O QUE É E COMO TEVE ORIGEM?

O exercício espiritual da Via Sacra consiste em que os fiéis percorram mentalmente a caminhada de Jesus a carregar a Cruz desde o pretório de Pilatos até o monte Calvário, meditando simultaneamente a Paixão do Senhor. Tal exercício, muito usual no tempo da Quaresma, teve origem na época das Cruzadas (séculos XI/XIII): os fiéis que então percorriam na Terra Santa os lugares sagrados da Paixão de Cristo quiseram reproduzir no Ocidente a peregrinação feita ao longo da Via Dolorosa em Jerusalém.
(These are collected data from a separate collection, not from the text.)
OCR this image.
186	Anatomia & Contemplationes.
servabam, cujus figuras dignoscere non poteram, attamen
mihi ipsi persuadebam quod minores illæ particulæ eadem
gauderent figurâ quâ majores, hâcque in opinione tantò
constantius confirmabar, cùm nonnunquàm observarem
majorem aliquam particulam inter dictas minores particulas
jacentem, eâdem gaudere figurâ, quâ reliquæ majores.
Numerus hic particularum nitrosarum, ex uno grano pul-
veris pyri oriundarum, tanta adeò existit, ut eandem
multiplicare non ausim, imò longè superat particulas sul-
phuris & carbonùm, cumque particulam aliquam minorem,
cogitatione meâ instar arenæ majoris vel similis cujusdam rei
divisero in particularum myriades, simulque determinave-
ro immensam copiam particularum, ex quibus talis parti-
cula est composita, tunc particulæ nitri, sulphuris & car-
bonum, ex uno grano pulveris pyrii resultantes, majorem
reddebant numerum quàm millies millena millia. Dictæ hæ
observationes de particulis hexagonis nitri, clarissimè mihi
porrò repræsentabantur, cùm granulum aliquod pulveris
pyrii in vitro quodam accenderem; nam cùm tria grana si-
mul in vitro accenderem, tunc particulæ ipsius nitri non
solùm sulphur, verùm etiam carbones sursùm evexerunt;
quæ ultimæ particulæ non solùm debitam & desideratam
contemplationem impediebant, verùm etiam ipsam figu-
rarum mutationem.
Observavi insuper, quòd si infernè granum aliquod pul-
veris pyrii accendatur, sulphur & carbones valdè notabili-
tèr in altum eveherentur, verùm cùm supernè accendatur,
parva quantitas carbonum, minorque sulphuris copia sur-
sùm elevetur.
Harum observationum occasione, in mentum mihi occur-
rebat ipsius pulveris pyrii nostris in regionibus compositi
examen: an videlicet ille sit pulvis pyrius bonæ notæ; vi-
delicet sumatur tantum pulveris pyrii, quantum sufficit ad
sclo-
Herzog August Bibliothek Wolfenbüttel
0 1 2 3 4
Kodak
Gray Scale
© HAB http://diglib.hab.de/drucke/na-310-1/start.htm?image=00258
O número de estações ou etapas dessa caminhada foi sendo definido paulatinamente, chegando à forma atual, de quatorze estações, no século XVI.
O Papa João Paulo II introduziu, em Roma, a mudança de certas cenas desse percurso não relatadas nos Evangelhos por outros quadros narrados pelos Evangelistas. A nova configuração ainda não se tornou geral. O exercício da Via Sacra tem sido muito recomendado pelos Sumos Pontífices, pois ocasiona frutuosa meditação da Paixão do Senhor Jesus. Compreende quatorze estações ou etapas, cada uma das quais apresenta uma cena da Paixão a ser meditada pelo discípulo de Cristo.
A Via Sacra é um exercício espiritual onde quem reza faz uma mini-peregrinação na Vida de Jesus Cristo contemplando os Mistérios de nossa Salvação, exercício este muito proveitoso para alma, costuma-se rezar nas sextas-feiras durante a quaresma.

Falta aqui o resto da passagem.